Derken ömrü tükettik bir hiç uğruna”

Dizeleri vardır, kimin olduğunu çok net bilmiyorum ama ne kadar da günümüze uygun yazılmış öyle değil mi?

Çünkü özelikle son zamanlarda hep tüketmek için yaşıyoruz.

Örneğin; Sabah kalkıyoruz aklımıza ilk gelen kahvaltımız ya da kahvemiz, öğlen oluyor yine kendimiz için bir şeyler düşünüyoruz, akşam oluyor ve derken günler sürekli kendimiz için bir şeyler isteyerek ve tüketerek geçiyor. Bu tüketimi yaparken bir şeyler üreteyim derdi ve kaygısı yok. Bunlar maddi olarak sürekli tükettiklerimiz.

Bir de manevi olarak tükettiklerimiz var ki ve bence en tehlikelisi de o.

Manevi tükettiklerimi ne biliyor musunuz?

“Sevgi”, “Saygı”, “Aşk”

Hoş zaten ağızlara sakız olmuş sevgi, aşk. Eski anlamını yitirmiş.

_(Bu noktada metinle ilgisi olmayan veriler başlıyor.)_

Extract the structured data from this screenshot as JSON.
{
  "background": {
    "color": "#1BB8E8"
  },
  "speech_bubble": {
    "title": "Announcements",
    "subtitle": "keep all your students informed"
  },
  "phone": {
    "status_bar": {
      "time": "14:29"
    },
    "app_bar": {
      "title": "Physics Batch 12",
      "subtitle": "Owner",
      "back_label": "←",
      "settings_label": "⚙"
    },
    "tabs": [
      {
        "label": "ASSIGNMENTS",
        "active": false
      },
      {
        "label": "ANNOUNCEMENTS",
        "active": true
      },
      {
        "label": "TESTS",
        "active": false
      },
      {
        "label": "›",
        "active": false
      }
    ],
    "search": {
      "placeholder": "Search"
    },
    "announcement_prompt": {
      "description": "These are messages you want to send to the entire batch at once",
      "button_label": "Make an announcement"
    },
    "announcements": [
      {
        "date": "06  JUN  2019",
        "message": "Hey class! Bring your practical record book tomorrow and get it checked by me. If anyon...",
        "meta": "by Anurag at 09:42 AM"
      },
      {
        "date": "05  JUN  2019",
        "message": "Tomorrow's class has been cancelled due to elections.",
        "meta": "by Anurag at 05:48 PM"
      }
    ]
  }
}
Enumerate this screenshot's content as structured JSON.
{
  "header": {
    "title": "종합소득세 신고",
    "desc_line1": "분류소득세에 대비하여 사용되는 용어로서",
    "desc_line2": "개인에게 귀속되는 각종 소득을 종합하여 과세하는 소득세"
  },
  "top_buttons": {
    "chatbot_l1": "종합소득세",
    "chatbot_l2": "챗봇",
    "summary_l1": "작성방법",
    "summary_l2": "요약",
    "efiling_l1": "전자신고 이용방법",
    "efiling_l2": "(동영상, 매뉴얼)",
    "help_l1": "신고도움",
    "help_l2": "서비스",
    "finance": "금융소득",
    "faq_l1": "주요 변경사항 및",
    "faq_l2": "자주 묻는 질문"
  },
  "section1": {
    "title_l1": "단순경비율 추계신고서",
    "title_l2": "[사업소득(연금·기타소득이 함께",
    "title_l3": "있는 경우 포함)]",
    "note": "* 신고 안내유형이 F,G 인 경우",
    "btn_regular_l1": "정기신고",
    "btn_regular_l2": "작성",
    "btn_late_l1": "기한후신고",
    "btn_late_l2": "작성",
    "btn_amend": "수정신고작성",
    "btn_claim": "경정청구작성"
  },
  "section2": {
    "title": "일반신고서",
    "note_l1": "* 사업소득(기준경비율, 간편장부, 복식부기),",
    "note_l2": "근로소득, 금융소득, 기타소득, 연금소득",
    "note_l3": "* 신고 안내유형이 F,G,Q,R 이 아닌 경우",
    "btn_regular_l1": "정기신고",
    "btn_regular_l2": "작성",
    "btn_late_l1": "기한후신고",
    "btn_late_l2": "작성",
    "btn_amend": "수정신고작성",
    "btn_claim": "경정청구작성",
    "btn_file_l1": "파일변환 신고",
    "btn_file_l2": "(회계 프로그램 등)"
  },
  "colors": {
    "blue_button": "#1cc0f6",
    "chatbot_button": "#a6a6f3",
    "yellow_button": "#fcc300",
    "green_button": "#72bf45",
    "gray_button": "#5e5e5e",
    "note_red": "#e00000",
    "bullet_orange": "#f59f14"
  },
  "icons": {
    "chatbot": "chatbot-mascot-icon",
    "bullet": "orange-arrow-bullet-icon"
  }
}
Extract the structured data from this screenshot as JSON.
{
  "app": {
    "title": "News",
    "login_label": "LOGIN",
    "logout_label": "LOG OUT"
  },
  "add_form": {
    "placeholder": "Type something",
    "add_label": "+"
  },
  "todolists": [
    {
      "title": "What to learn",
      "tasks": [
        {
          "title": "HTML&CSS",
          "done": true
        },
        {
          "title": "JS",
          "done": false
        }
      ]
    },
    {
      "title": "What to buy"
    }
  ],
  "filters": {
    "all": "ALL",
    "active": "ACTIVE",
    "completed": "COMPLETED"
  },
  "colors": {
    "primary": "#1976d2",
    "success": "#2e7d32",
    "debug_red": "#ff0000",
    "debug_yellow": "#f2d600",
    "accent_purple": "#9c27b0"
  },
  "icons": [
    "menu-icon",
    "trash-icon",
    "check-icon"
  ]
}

Her gün dilimizden dökülen onca kelime arasında en çok anlamını yitiren, en çok özünden uzaklaştırılan, değersizleştirilen ve tüketilen kelimelerin en başında “sevmek” ve “âşık olmak” geliyor zannımca.

Bakın bir etrafınıza ya da kendinize birinin kalbine, ruhuna, yaşamına dokunayım derdi yok. Sadece Çıkarlar var. Menfaatler var. Bir de tabi “PARA” var. Ne kadar paran varsa o kadar seviliyorsun ve aşık olunuyorsun bu dönemde.

Böyle bir tüketim düşünün; maddi şeyleri tükettiğimiz yetmez gibi manevi şeyleri de tüketen bir varlık…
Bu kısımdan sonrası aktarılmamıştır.